The magazine selection in the outer waiting area at Godwin Zipf includes Popular Litigation, Modern Psychopathy, and Steamy Detective, deep in whose cover story it’s not till Boynt reaches and shakes him does Hicks realize he’s been immersed for a while.
"The villa dates from just after the War, when...Fiume had a reputation as a party town, fun-seekers converging from all over, whoopee of many persuasions, wide-open to nudists, vegetarians, coke-snorters, tricksters, pirates and runners of contraband, orgy-goers, fighters of after dark grenade duels, astounders of the bourgeoisie...
"For Daphne the villa is a place she would gladly have come 'home' to , even to live in."
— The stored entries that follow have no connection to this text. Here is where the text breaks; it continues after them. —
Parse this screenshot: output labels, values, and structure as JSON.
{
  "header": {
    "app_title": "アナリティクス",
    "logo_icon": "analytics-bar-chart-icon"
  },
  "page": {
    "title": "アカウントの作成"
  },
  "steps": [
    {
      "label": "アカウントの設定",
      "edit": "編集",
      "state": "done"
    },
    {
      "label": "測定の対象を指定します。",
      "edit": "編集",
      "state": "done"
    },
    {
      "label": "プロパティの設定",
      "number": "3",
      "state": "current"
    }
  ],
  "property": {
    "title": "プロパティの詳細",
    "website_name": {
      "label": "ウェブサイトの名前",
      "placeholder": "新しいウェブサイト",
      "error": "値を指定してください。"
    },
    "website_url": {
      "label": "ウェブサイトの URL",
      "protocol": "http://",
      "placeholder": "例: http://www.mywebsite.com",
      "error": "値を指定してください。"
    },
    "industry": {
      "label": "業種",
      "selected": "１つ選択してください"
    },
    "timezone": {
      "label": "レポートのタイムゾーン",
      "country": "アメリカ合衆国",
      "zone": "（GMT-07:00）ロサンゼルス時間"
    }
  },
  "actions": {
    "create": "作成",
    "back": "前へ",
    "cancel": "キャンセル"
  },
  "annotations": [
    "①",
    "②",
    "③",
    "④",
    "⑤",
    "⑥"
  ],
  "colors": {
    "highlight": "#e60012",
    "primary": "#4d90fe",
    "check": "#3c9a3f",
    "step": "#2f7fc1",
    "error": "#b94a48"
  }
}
'Spend your whole day around ice cream, you can begin to grow philosophical. You figure a state with two million dairy cows, a certain percent of that milk will be going into ice cream, nickel a cone, been that way forever. But it turns out there’s milk and then there’s milk. The kind you drink from a bottle is more expensive than the kind they use to make butter and cheese and ice cream out of. A two-price system is what they call it. Now we got syndicates of Bolshevik farmers looking to make it all one price, meaning the cost per scoop of ice cream goes up 70, 80 percent, next thing we’re looking at a dime cone, the banana split you thought you wanted goes up to 30, 40, 50 cents, no end in sight [...] It’s civil war. (15)Then, the confrontation quickens: “Even with prices brought down to where they are, that’s still a hell of a lot of milk—if those goldurn Bolshevik collectives would let us sell it, of course. Right now they’d rather block all the shipments and dump them trackside” (222). Later, the fear materializes into open Hitler-Trump style violence:
Seems revolution has broken out in the U.S., beginning in Wisconsin as a strike over the price per hundredweight that dairy farmers were demanding for milk, spreading across the region and soon the nation. Milk shipments hijacked and dumped at trackside, trees felled across roadways and set aflame to stop motor delivery, all-night sentinels, crossroads pickets, roundups, ambushes, bayonet charges, gunfire, casualties military and civilian […] The Red Hour has struck at last. Bankers, capitalists, club-fellows, Fascists locally and abroad ignore Bruno’s pleas, offer no aid or comfort, fail to return ship-to-shore phone calls, often too busy thrashing desperately themselves against the relentless vortex of a sinking world order, others relying on their faith in the realities of blood and soil, which never go away, to save them. […] There was a coup. Gang of millionaires including a couple of Roosevelt’s own Brain Trusters, like that Hugh Johnson. General MacArthur is in command now. (283)Of course the dairy capitalist lamenting the farmers’ activism got rich selling radioactive products: “Radio-Cheez was designed to stay fresh forever, in or out of the icebox, thanks to a secret, indeed obsessionally proprietary, radioactive ingredient” (83). By the time of the novel’s story, “Radio-Cheez dwindled to a strange afterlife among those who still claimed health benefits from the mysterious rays it continued to emit” (85), essentially the province of MAGA cultists who inject bleach instead of vaccines, their critical capacity afflicted by capitalist propaganda, making them unable to fend off either conspiracism or fascism.